Bernardinai.lt is a Lithuanian online newspaper. It was launched on February 21, 2004 and is run by Vilnius Franciscan community. It was founded as an alternative to major Lithuanian media, with a goal to provide objective information. The motto of the newspaper is a Confucius quote: "Instead of cursing the darkness, light a candle!"
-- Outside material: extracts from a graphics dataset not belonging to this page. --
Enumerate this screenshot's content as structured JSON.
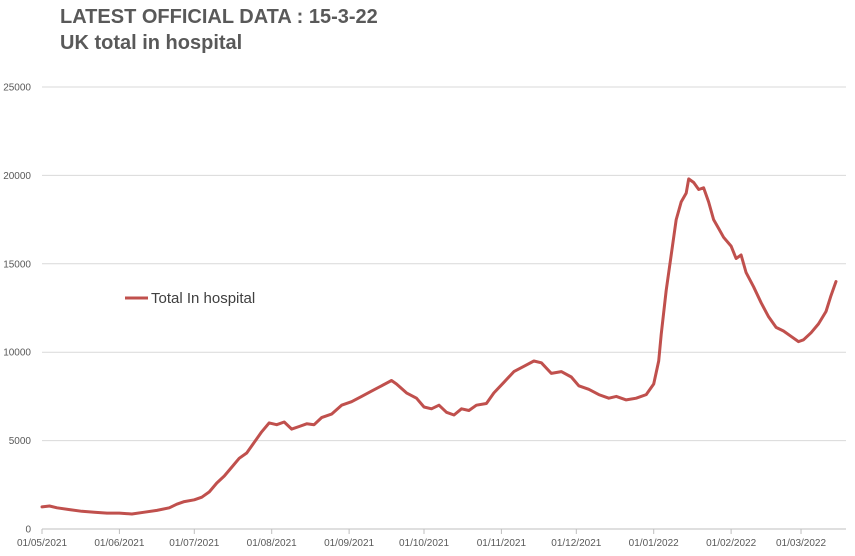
{
  "title_line1": "LATEST OFFICIAL DATA : 15-3-22",
  "title_line2": "UK total in hospital",
  "chart_data": {
    "type": "line",
    "title": "LATEST OFFICIAL DATA : 15-3-22",
    "subtitle": "UK total in hospital",
    "xlabel": "",
    "ylabel": "",
    "ylim": [
      0,
      25000
    ],
    "yticks": [
      0,
      5000,
      10000,
      15000,
      20000,
      25000
    ],
    "xlim": [
      "2021-05-01",
      "2022-03-15"
    ],
    "xtick_labels": [
      "01/05/2021",
      "01/06/2021",
      "01/07/2021",
      "01/08/2021",
      "01/09/2021",
      "01/10/2021",
      "01/11/2021",
      "01/12/2021",
      "01/01/2022",
      "01/02/2022",
      "01/03/2022"
    ],
    "xtick_dates": [
      "2021-05-01",
      "2021-06-01",
      "2021-07-01",
      "2021-08-01",
      "2021-09-01",
      "2021-10-01",
      "2021-11-01",
      "2021-12-01",
      "2022-01-01",
      "2022-02-01",
      "2022-03-01"
    ],
    "grid": true,
    "legend_placement": "center-left",
    "series": [
      {
        "name": "Total In hospital",
        "color": "#c0504d",
        "points": [
          [
            "2021-05-01",
            1250
          ],
          [
            "2021-05-04",
            1300
          ],
          [
            "2021-05-07",
            1200
          ],
          [
            "2021-05-12",
            1100
          ],
          [
            "2021-05-17",
            1000
          ],
          [
            "2021-05-22",
            950
          ],
          [
            "2021-05-27",
            900
          ],
          [
            "2021-06-01",
            900
          ],
          [
            "2021-06-06",
            850
          ],
          [
            "2021-06-11",
            950
          ],
          [
            "2021-06-16",
            1050
          ],
          [
            "2021-06-21",
            1200
          ],
          [
            "2021-06-24",
            1400
          ],
          [
            "2021-06-27",
            1550
          ],
          [
            "2021-07-01",
            1650
          ],
          [
            "2021-07-04",
            1800
          ],
          [
            "2021-07-07",
            2100
          ],
          [
            "2021-07-10",
            2600
          ],
          [
            "2021-07-13",
            3000
          ],
          [
            "2021-07-16",
            3500
          ],
          [
            "2021-07-19",
            4000
          ],
          [
            "2021-07-22",
            4300
          ],
          [
            "2021-07-25",
            4900
          ],
          [
            "2021-07-28",
            5500
          ],
          [
            "2021-07-31",
            6000
          ],
          [
            "2021-08-03",
            5900
          ],
          [
            "2021-08-06",
            6050
          ],
          [
            "2021-08-09",
            5650
          ],
          [
            "2021-08-12",
            5800
          ],
          [
            "2021-08-15",
            5950
          ],
          [
            "2021-08-18",
            5900
          ],
          [
            "2021-08-21",
            6300
          ],
          [
            "2021-08-25",
            6500
          ],
          [
            "2021-08-29",
            7000
          ],
          [
            "2021-09-02",
            7200
          ],
          [
            "2021-09-06",
            7500
          ],
          [
            "2021-09-10",
            7800
          ],
          [
            "2021-09-14",
            8100
          ],
          [
            "2021-09-18",
            8400
          ],
          [
            "2021-09-20",
            8200
          ],
          [
            "2021-09-24",
            7700
          ],
          [
            "2021-09-28",
            7400
          ],
          [
            "2021-10-01",
            6900
          ],
          [
            "2021-10-04",
            6800
          ],
          [
            "2021-10-07",
            7000
          ],
          [
            "2021-10-10",
            6600
          ],
          [
            "2021-10-13",
            6450
          ],
          [
            "2021-10-16",
            6800
          ],
          [
            "2021-10-19",
            6700
          ],
          [
            "2021-10-22",
            7000
          ],
          [
            "2021-10-26",
            7100
          ],
          [
            "2021-10-29",
            7700
          ],
          [
            "2021-11-02",
            8300
          ],
          [
            "2021-11-06",
            8900
          ],
          [
            "2021-11-10",
            9200
          ],
          [
            "2021-11-14",
            9500
          ],
          [
            "2021-11-17",
            9400
          ],
          [
            "2021-11-21",
            8800
          ],
          [
            "2021-11-25",
            8900
          ],
          [
            "2021-11-29",
            8600
          ],
          [
            "2021-12-02",
            8100
          ],
          [
            "2021-12-06",
            7900
          ],
          [
            "2021-12-10",
            7600
          ],
          [
            "2021-12-14",
            7400
          ],
          [
            "2021-12-17",
            7500
          ],
          [
            "2021-12-21",
            7300
          ],
          [
            "2021-12-25",
            7400
          ],
          [
            "2021-12-29",
            7600
          ],
          [
            "2022-01-01",
            8200
          ],
          [
            "2022-01-03",
            9500
          ],
          [
            "2022-01-04",
            11000
          ],
          [
            "2022-01-06",
            13500
          ],
          [
            "2022-01-08",
            15500
          ],
          [
            "2022-01-10",
            17500
          ],
          [
            "2022-01-12",
            18500
          ],
          [
            "2022-01-14",
            19000
          ],
          [
            "2022-01-15",
            19800
          ],
          [
            "2022-01-17",
            19600
          ],
          [
            "2022-01-19",
            19200
          ],
          [
            "2022-01-21",
            19300
          ],
          [
            "2022-01-23",
            18500
          ],
          [
            "2022-01-25",
            17500
          ],
          [
            "2022-01-27",
            17000
          ],
          [
            "2022-01-29",
            16500
          ],
          [
            "2022-02-01",
            16000
          ],
          [
            "2022-02-03",
            15300
          ],
          [
            "2022-02-05",
            15500
          ],
          [
            "2022-02-07",
            14500
          ],
          [
            "2022-02-10",
            13700
          ],
          [
            "2022-02-13",
            12800
          ],
          [
            "2022-02-16",
            12000
          ],
          [
            "2022-02-19",
            11400
          ],
          [
            "2022-02-22",
            11200
          ],
          [
            "2022-02-25",
            10900
          ],
          [
            "2022-02-28",
            10600
          ],
          [
            "2022-03-02",
            10700
          ],
          [
            "2022-03-05",
            11100
          ],
          [
            "2022-03-08",
            11600
          ],
          [
            "2022-03-11",
            12300
          ],
          [
            "2022-03-13",
            13200
          ],
          [
            "2022-03-15",
            14000
          ]
        ]
      }
    ]
  }
}
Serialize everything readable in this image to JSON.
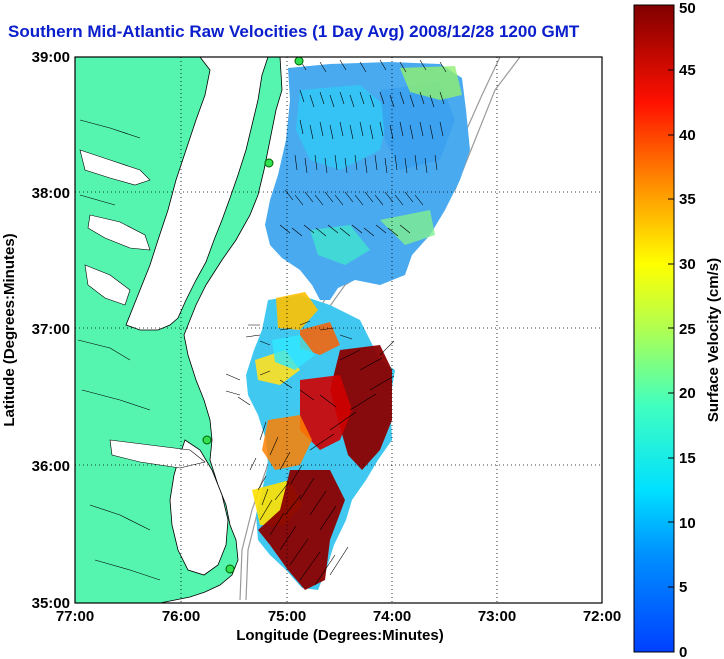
{
  "title": "Southern Mid-Atlantic Raw Velocities (1 Day Avg) 2008/12/28 1200 GMT",
  "map": {
    "x_axis": {
      "label": "Longitude (Degrees:Minutes)",
      "ticks": [
        "77:00",
        "76:00",
        "75:00",
        "74:00",
        "73:00",
        "72:00"
      ]
    },
    "y_axis": {
      "label": "Latitude (Degrees:Minutes)",
      "ticks": [
        "39:00",
        "38:00",
        "37:00",
        "36:00",
        "35:00"
      ]
    },
    "grid": "dotted",
    "land_color": "#55f5b0",
    "water_color": "#ffffff"
  },
  "colorbar": {
    "label": "Surface Velocity (cm/s)",
    "ticks": [
      "0",
      "5",
      "10",
      "15",
      "20",
      "25",
      "30",
      "35",
      "40",
      "45",
      "50"
    ],
    "min": 0,
    "max": 50,
    "colormap": "jet"
  }
}
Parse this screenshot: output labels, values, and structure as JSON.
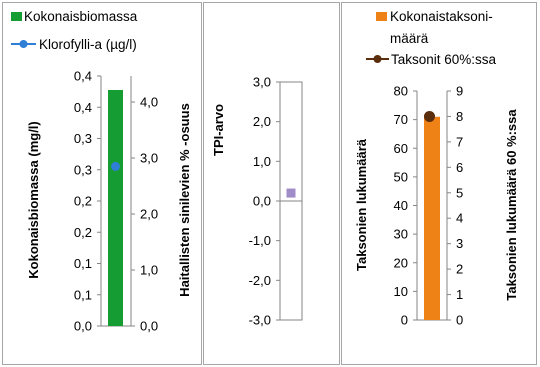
{
  "chart_data": [
    {
      "type": "bar",
      "categories": [
        ""
      ],
      "series": [
        {
          "name": "Kokonaisbiomassa",
          "axis": "left",
          "values": [
            0.43
          ],
          "color": "#159c33"
        },
        {
          "name": "Klorofylli-a (µg/l)",
          "axis": "right",
          "type": "line",
          "values": [
            2.85
          ],
          "color": "#2f7fd6"
        }
      ],
      "ylabel": "Kokonaisbiomassa (mg/l)",
      "ylabel_right": "Haitallisten sinilevien % -osuus",
      "ylim": [
        0,
        0.4
      ],
      "ylim_right": [
        0,
        4.0
      ],
      "yticks": [
        "0,0",
        "0,1",
        "0,1",
        "0,2",
        "0,2",
        "0,3",
        "0,3",
        "0,4",
        "0,4"
      ],
      "yticks_right": [
        "0,0",
        "1,0",
        "2,0",
        "3,0",
        "4,0"
      ],
      "legend": "top"
    },
    {
      "type": "scatter",
      "series": [
        {
          "name": "TPI",
          "values": [
            0.2
          ],
          "color": "#a08cc8"
        }
      ],
      "ylabel": "TPI-arvo",
      "ylim": [
        -3.0,
        3.0
      ],
      "yticks": [
        "-3,0",
        "-2,0",
        "-1,0",
        "0,0",
        "1,0",
        "2,0",
        "3,0"
      ]
    },
    {
      "type": "bar",
      "categories": [
        ""
      ],
      "series": [
        {
          "name": "Kokonaistaksonimäärä",
          "axis": "left",
          "values": [
            71
          ],
          "color": "#ef8217"
        },
        {
          "name": "Taksonit 60%:ssa",
          "axis": "right",
          "type": "line",
          "values": [
            8
          ],
          "color": "#5a2d0c"
        }
      ],
      "ylabel": "Taksonien lukumäärä",
      "ylabel_right": "Taksonien lukumäärä 60 %:ssa",
      "ylim": [
        0,
        80
      ],
      "ylim_right": [
        0,
        9
      ],
      "yticks": [
        "0",
        "10",
        "20",
        "30",
        "40",
        "50",
        "60",
        "70",
        "80"
      ],
      "yticks_right": [
        "0",
        "1",
        "2",
        "3",
        "4",
        "5",
        "6",
        "7",
        "8",
        "9"
      ],
      "legend": "top",
      "legend_lines": [
        "Kokonaistaksoni-",
        "määrä"
      ]
    }
  ]
}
Editorial staff and authors 

Current editor in chief of the website is Andrius Navickas; culture, family and education sector is edited by Elvyra Kučinskaitė; politics, economics and civics society - Loreta Povilionienė, language editor is Michailina Bočiarova and technical editor - Povilas Zaleskis

The newspaper has published writings by many renowned Lithuanian journalists and social activists: Rimvydas Paleckis, Ginas Dabašinskas, Dalius Stancikas, Vladimiras Laučius, Tomas Viluckas, Valdas Kilpys, Aušra Maslauskaitė, Doloresa Kazragytė, Giedrius Kuprevičius, Egdūnas Račius, Laima Arnatkevičiūtė, Gintautas Vaitoška, Leonidas Donskis, Virgis Valentinavičius, Arūnas Poviliūnas, Indrė Makaraitytė, Rytis Juozapavičius, Vytautas Radžvilas and others.